Schwartz’s translation faithfully conveys the structure and intricacies of Shishkin’s novel, providing no more hints or signposts for the English-
language reader than the author allows his native readership. The novel is built from a web of textual sources assembled so seamlessly that the subtlety of connections can, at times, flummox even the conscientious reader. Maidenhair does not explicitly differentiate descriptions of the “real” world from secondhand stories. A detail from the protagonist’s life might appear alongside a line from a book he’s reading, suggesting that each has equal claim to the representation of some kind of reality.

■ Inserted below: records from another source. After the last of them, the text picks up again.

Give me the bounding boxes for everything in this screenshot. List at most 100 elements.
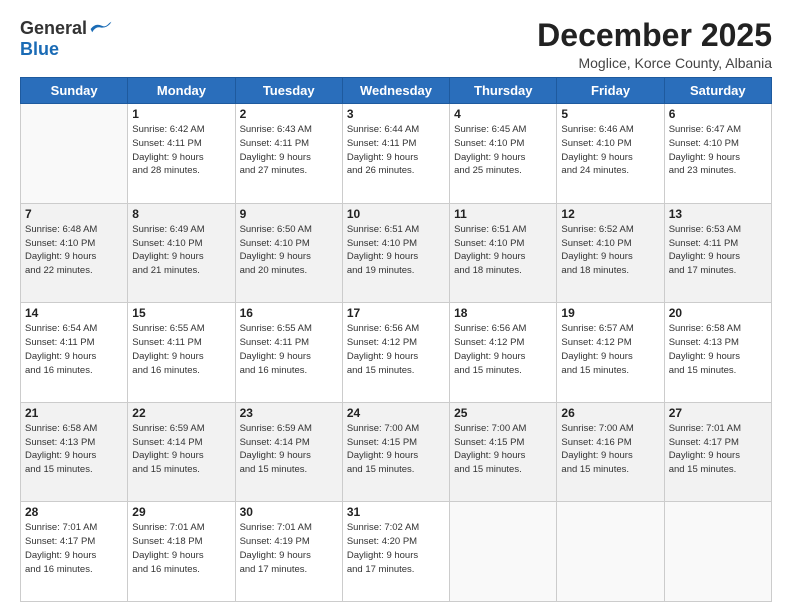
calendar-cell: 31 Sunrise: 7:02 AMSunset: 4:20 PMDayligh… — [342, 502, 449, 602]
calendar-cell: 2 Sunrise: 6:43 AMSunset: 4:11 PMDaylight… — [235, 104, 342, 204]
day-number: 11 — [454, 207, 552, 221]
calendar-cell: 18Sunrise: 6:56 AMSunset: 4:12 PMDayligh… — [450, 303, 557, 403]
day-number: 6 — [669, 107, 767, 121]
day-header-thursday: Thursday — [450, 78, 557, 104]
calendar-week-row: 7 Sunrise: 6:48 AMSunset: 4:10 PMDaylight… — [21, 203, 772, 303]
day-info: Sunrise: 6:45 AMSunset: 4:10 PMDaylight:… — [454, 123, 552, 178]
day-info: Sunrise: 7:01 AMSunset: 4:17 PMDaylight:… — [25, 521, 123, 576]
day-number: 8 — [132, 207, 230, 221]
calendar-cell: 15Sunrise: 6:55 AMSunset: 4:11 PMDayligh… — [128, 303, 235, 403]
day-number: 2 — [240, 107, 338, 121]
calendar-cell: 6 Sunrise: 6:47 AMSunset: 4:10 PMDaylight… — [664, 104, 771, 204]
day-number: 9 — [240, 207, 338, 221]
calendar-week-row: 21 Sunrise: 6:58 AMSunset: 4:13 PMDayligh… — [21, 402, 772, 502]
calendar-cell: 7 Sunrise: 6:48 AMSunset: 4:10 PMDaylight… — [21, 203, 128, 303]
calendar-cell: 19 Sunrise: 6:57 AMSunset: 4:12 PMDayligh… — [557, 303, 664, 403]
day-header-sunday: Sunday — [21, 78, 128, 104]
day-info: Sunrise: 6:59 AMSunset: 4:14 PMDaylight:… — [240, 422, 338, 477]
day-header-monday: Monday — [128, 78, 235, 104]
day-info: Sunrise: 6:56 AMSunset: 4:12 PMDaylight:… — [347, 322, 445, 377]
day-info: Sunrise: 6:48 AMSunset: 4:10 PMDaylight:… — [25, 223, 123, 278]
header: General Blue December 2025 Moglice, Korc… — [20, 18, 772, 71]
day-info: Sunrise: 7:00 AMSunset: 4:16 PMDaylight:… — [561, 422, 659, 477]
day-info: Sunrise: 6:52 AMSunset: 4:10 PMDaylight:… — [561, 223, 659, 278]
calendar-cell: 12Sunrise: 6:52 AMSunset: 4:10 PMDayligh… — [557, 203, 664, 303]
day-info: Sunrise: 7:01 AMSunset: 4:18 PMDaylight:… — [132, 521, 230, 576]
day-info: Sunrise: 6:51 AMSunset: 4:10 PMDaylight:… — [347, 223, 445, 278]
day-info: Sunrise: 6:49 AMSunset: 4:10 PMDaylight:… — [132, 223, 230, 278]
day-info: Sunrise: 6:56 AMSunset: 4:12 PMDaylight:… — [454, 322, 552, 377]
page: General Blue December 2025 Moglice, Korc… — [0, 0, 792, 612]
calendar-cell: 27Sunrise: 7:01 AMSunset: 4:17 PMDayligh… — [664, 402, 771, 502]
day-info: Sunrise: 7:01 AMSunset: 4:19 PMDaylight:… — [240, 521, 338, 576]
calendar-cell: 17 Sunrise: 6:56 AMSunset: 4:12 PMDayligh… — [342, 303, 449, 403]
logo-blue-text: Blue — [20, 39, 59, 60]
day-number: 7 — [25, 207, 123, 221]
calendar-table: Sunday Monday Tuesday Wednesday Thursday… — [20, 77, 772, 602]
day-info: Sunrise: 6:58 AMSunset: 4:13 PMDaylight:… — [25, 422, 123, 477]
day-info: Sunrise: 6:55 AMSunset: 4:11 PMDaylight:… — [240, 322, 338, 377]
day-info: Sunrise: 6:43 AMSunset: 4:11 PMDaylight:… — [240, 123, 338, 178]
day-number: 30 — [240, 505, 338, 519]
day-number: 21 — [25, 406, 123, 420]
calendar-cell — [450, 502, 557, 602]
calendar-cell: 1Sunrise: 6:42 AMSunset: 4:11 PMDaylight… — [128, 104, 235, 204]
day-number: 31 — [347, 505, 445, 519]
calendar-cell: 21 Sunrise: 6:58 AMSunset: 4:13 PMDayligh… — [21, 402, 128, 502]
day-info: Sunrise: 6:53 AMSunset: 4:11 PMDaylight:… — [669, 223, 767, 278]
calendar-week-row: 14 Sunrise: 6:54 AMSunset: 4:11 PMDayligh… — [21, 303, 772, 403]
day-header-wednesday: Wednesday — [342, 78, 449, 104]
logo-bird-icon — [89, 20, 113, 38]
day-number: 24 — [347, 406, 445, 420]
day-number: 5 — [561, 107, 659, 121]
calendar-cell: 13Sunrise: 6:53 AMSunset: 4:11 PMDayligh… — [664, 203, 771, 303]
calendar-week-row: 28Sunrise: 7:01 AMSunset: 4:17 PMDayligh… — [21, 502, 772, 602]
day-number: 29 — [132, 505, 230, 519]
day-number: 17 — [347, 306, 445, 320]
day-number: 19 — [561, 306, 659, 320]
month-title: December 2025 — [537, 18, 772, 53]
day-info: Sunrise: 6:54 AMSunset: 4:11 PMDaylight:… — [25, 322, 123, 377]
day-info: Sunrise: 6:59 AMSunset: 4:14 PMDaylight:… — [132, 422, 230, 477]
calendar-cell — [21, 104, 128, 204]
calendar-cell: 22 Sunrise: 6:59 AMSunset: 4:14 PMDayligh… — [128, 402, 235, 502]
day-number: 4 — [454, 107, 552, 121]
day-number: 14 — [25, 306, 123, 320]
calendar-cell: 5Sunrise: 6:46 AMSunset: 4:10 PMDaylight… — [557, 104, 664, 204]
day-number: 10 — [347, 207, 445, 221]
calendar-cell: 9Sunrise: 6:50 AMSunset: 4:10 PMDaylight… — [235, 203, 342, 303]
logo-general-text: General — [20, 18, 87, 39]
day-number: 15 — [132, 306, 230, 320]
day-number: 16 — [240, 306, 338, 320]
calendar-cell: 20Sunrise: 6:58 AMSunset: 4:13 PMDayligh… — [664, 303, 771, 403]
calendar-cell: 3 Sunrise: 6:44 AMSunset: 4:11 PMDaylight… — [342, 104, 449, 204]
day-info: Sunrise: 7:00 AMSunset: 4:15 PMDaylight:… — [454, 422, 552, 477]
calendar-cell — [664, 502, 771, 602]
calendar-cell: 25Sunrise: 7:00 AMSunset: 4:15 PMDayligh… — [450, 402, 557, 502]
calendar-cell: 28Sunrise: 7:01 AMSunset: 4:17 PMDayligh… — [21, 502, 128, 602]
calendar-cell: 26 Sunrise: 7:00 AMSunset: 4:16 PMDayligh… — [557, 402, 664, 502]
calendar-cell: 14 Sunrise: 6:54 AMSunset: 4:11 PMDayligh… — [21, 303, 128, 403]
day-header-saturday: Saturday — [664, 78, 771, 104]
calendar-header-row: Sunday Monday Tuesday Wednesday Thursday… — [21, 78, 772, 104]
day-number: 1 — [132, 107, 230, 121]
day-info: Sunrise: 6:44 AMSunset: 4:11 PMDaylight:… — [347, 123, 445, 178]
day-number: 23 — [240, 406, 338, 420]
day-number: 22 — [132, 406, 230, 420]
day-info: Sunrise: 6:57 AMSunset: 4:12 PMDaylight:… — [561, 322, 659, 377]
day-info: Sunrise: 6:51 AMSunset: 4:10 PMDaylight:… — [454, 223, 552, 278]
calendar-cell: 30 Sunrise: 7:01 AMSunset: 4:19 PMDayligh… — [235, 502, 342, 602]
calendar-cell: 23 Sunrise: 6:59 AMSunset: 4:14 PMDayligh… — [235, 402, 342, 502]
calendar-week-row: 1Sunrise: 6:42 AMSunset: 4:11 PMDaylight… — [21, 104, 772, 204]
day-number: 26 — [561, 406, 659, 420]
calendar-cell: 10 Sunrise: 6:51 AMSunset: 4:10 PMDayligh… — [342, 203, 449, 303]
day-info: Sunrise: 6:47 AMSunset: 4:10 PMDaylight:… — [669, 123, 767, 178]
day-header-friday: Friday — [557, 78, 664, 104]
day-number: 3 — [347, 107, 445, 121]
day-number: 20 — [669, 306, 767, 320]
location-subtitle: Moglice, Korce County, Albania — [537, 55, 772, 71]
calendar-cell: 29 Sunrise: 7:01 AMSunset: 4:18 PMDayligh… — [128, 502, 235, 602]
day-info: Sunrise: 7:02 AMSunset: 4:20 PMDaylight:… — [347, 521, 445, 576]
calendar-cell: 8 Sunrise: 6:49 AMSunset: 4:10 PMDaylight… — [128, 203, 235, 303]
calendar-cell — [557, 502, 664, 602]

The novel’s protagonist works as an interpreter in the Swiss migration service, where he translates hearings for political asylum seekers. Transcripts of these hearings make their way into the text, alternating with other stories, including the interpreter’s own. In letters to his son, he retraces the dissolution of his marriage to the boy’s mother, which takes them to Rome, where the interpreter searches for the origin of their love and for the elusive origin of the West’s cultural heritage. However, even in Rome, originals are hard to come by. Everything is a copy of something that came before it; everything is a reflection of the stories surrounding it. (This section was translated by Jamie Gambrell and published as “We Can’t Go On Living This Way” in the November 2009 issue of WLT.)

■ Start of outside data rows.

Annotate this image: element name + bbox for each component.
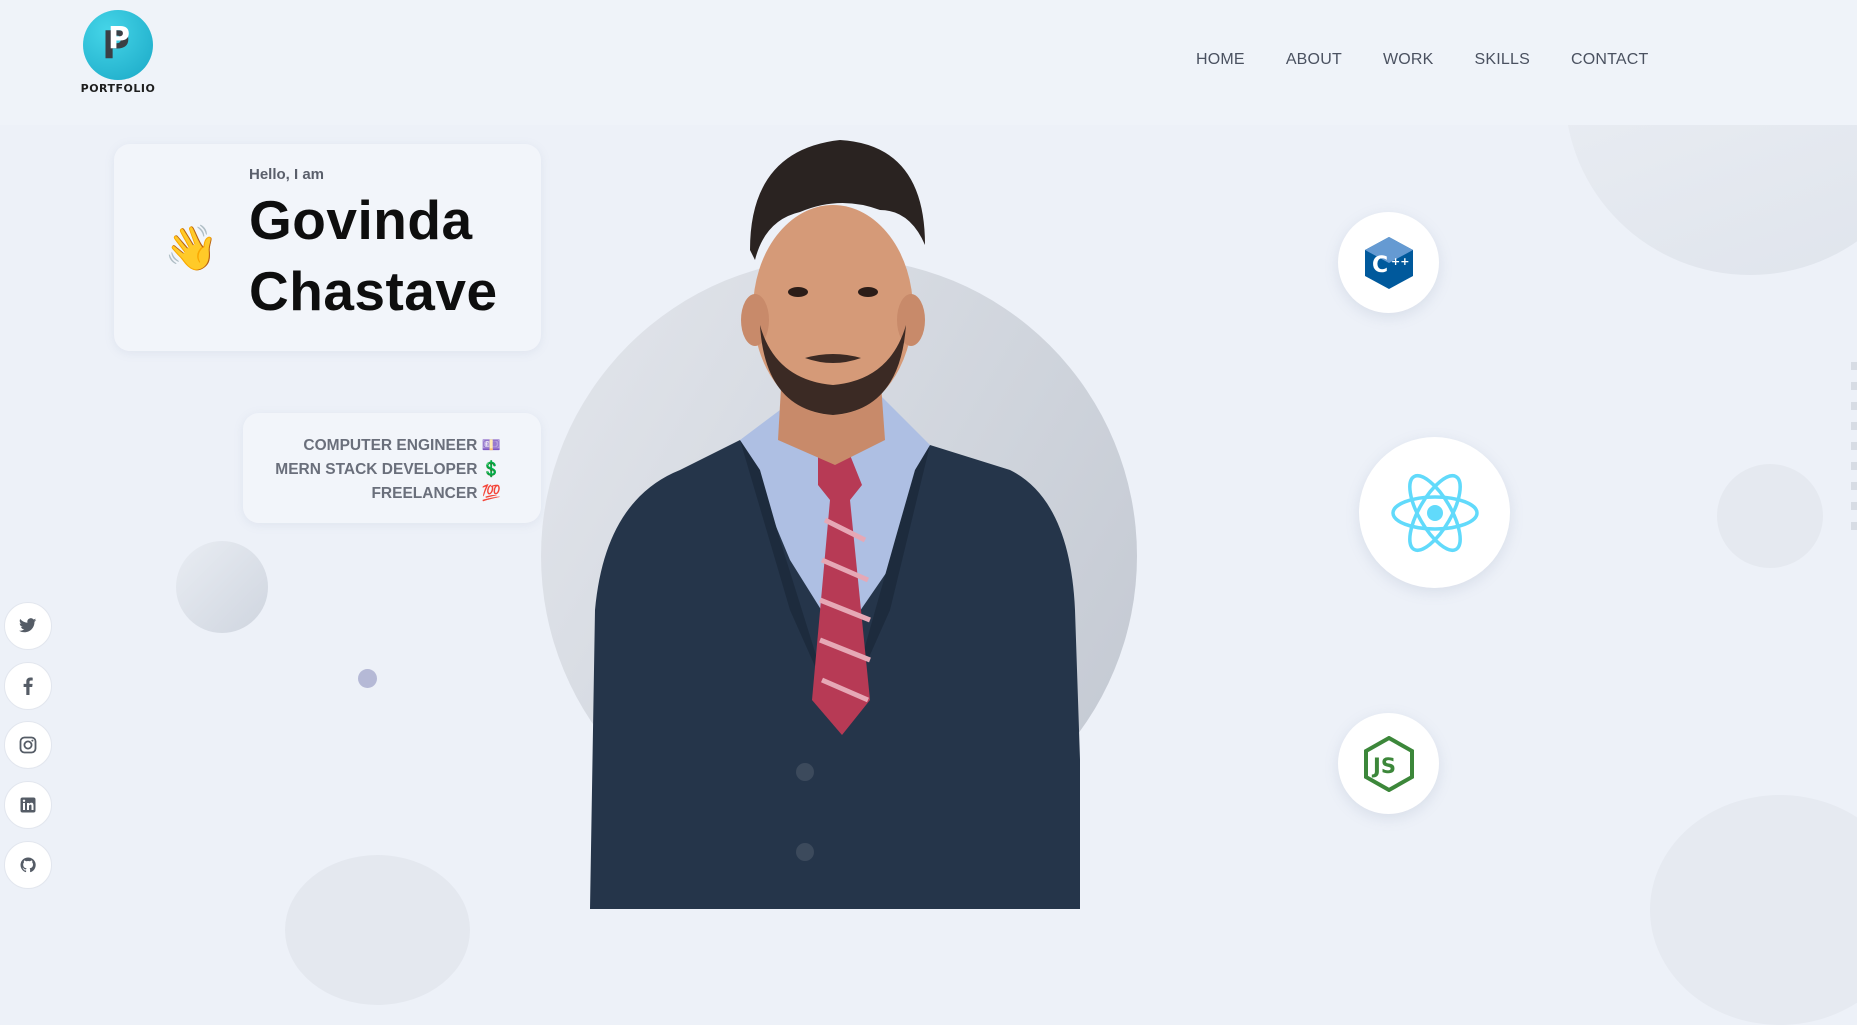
waving-hand-icon: 👋 <box>164 224 219 273</box>
react-icon <box>1359 437 1510 588</box>
decor-dots-right-edge <box>1851 362 1857 542</box>
role-item: FREELANCER 💯 <box>371 485 501 502</box>
decor-circle-bottom-right <box>1650 795 1857 1025</box>
decor-circle-right <box>1717 464 1823 568</box>
cpp-icon: C ++ <box>1338 212 1439 313</box>
greeting-text: Hello, I am <box>249 166 325 183</box>
svg-text:++: ++ <box>1391 255 1409 268</box>
nodejs-icon: JS <box>1338 713 1439 814</box>
instagram-icon[interactable] <box>4 721 52 769</box>
decor-circle-bottom-left <box>285 855 470 1005</box>
logo-text: PORTFOLIO <box>80 82 156 95</box>
nav-contact[interactable]: CONTACT <box>1571 51 1649 69</box>
profile-photo <box>590 140 1080 909</box>
role-item: COMPUTER ENGINEER 💷 <box>303 437 501 454</box>
intro-card: 👋 Hello, I am Govinda Chastave <box>114 144 541 351</box>
decor-dot <box>358 669 377 688</box>
nav-work[interactable]: WORK <box>1383 51 1434 69</box>
main-nav: HOME ABOUT WORK SKILLS CONTACT <box>1196 51 1649 69</box>
roles-card: COMPUTER ENGINEER 💷 MERN STACK DEVELOPER… <box>243 413 541 523</box>
facebook-icon[interactable] <box>4 662 52 710</box>
decor-circle-left <box>176 541 268 633</box>
portfolio-logo[interactable]: P P PORTFOLIO <box>78 10 158 105</box>
nav-about[interactable]: ABOUT <box>1286 51 1342 69</box>
twitter-icon[interactable] <box>4 602 52 650</box>
name-last: Chastave <box>249 260 498 322</box>
nav-home[interactable]: HOME <box>1196 51 1245 69</box>
site-header: P P PORTFOLIO HOME ABOUT WORK SKILLS CON… <box>0 0 1857 125</box>
portfolio-logo-icon: P P <box>83 10 153 80</box>
linkedin-icon[interactable] <box>4 781 52 829</box>
svg-text:C: C <box>1372 253 1388 278</box>
name-first: Govinda <box>249 189 473 251</box>
nav-skills[interactable]: SKILLS <box>1475 51 1530 69</box>
svg-text:JS: JS <box>1371 754 1396 778</box>
role-item: MERN STACK DEVELOPER 💲 <box>275 461 501 478</box>
github-icon[interactable] <box>4 841 52 889</box>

The interpreter’s account is compelling in its own right, but the real drama of Maidenhair comes in the spaces between the novel’s different stories. Aside from the transcripts and the interpreter’s reminiscences, Shishkin includes reimagined ancient Greek histories—which the interpreter reads on his breaks—and the memoirs of a Soviet-era singer whose biography the interpreter is commissioned to write. In each story, Shishkin brilliantly reproduces a distinctive style, placing each story in a recognizable time and place. But once the stories enter Maidenhair, they start to bleed into one other. Images and motifs from the singer’s story appear in the asylum hearings, and refugees from a former Soviet republic run into an ancient Greek army. Themes, images, and even characters echo between discrete storylines in a way that transcends the usual rules of geography and time.
In interviews, Shishkin has said that his novel takes place “everywhere and always.” This speaks to the universality of Shishkin’s themes, but more than that, it suggests that time and place are not the organizing principles of his work. Rather, they are the constraints his novel works to overcome, and other connections—thematic, visual, auditory—are the fibers that bring these disparate stories together into one novel.
This array of connections forms a complex puzzle that can at times be dizzyingly intricate and even baffling. But disentangling Shishkin’s structure is one of the principal pleasures of reading Maidenhair. It is not only aesthetically satisfying but also reveals Shishkin’s unique worldview, which manages to engage Russia’s literary heritage while at the same time creating something new and altogether original.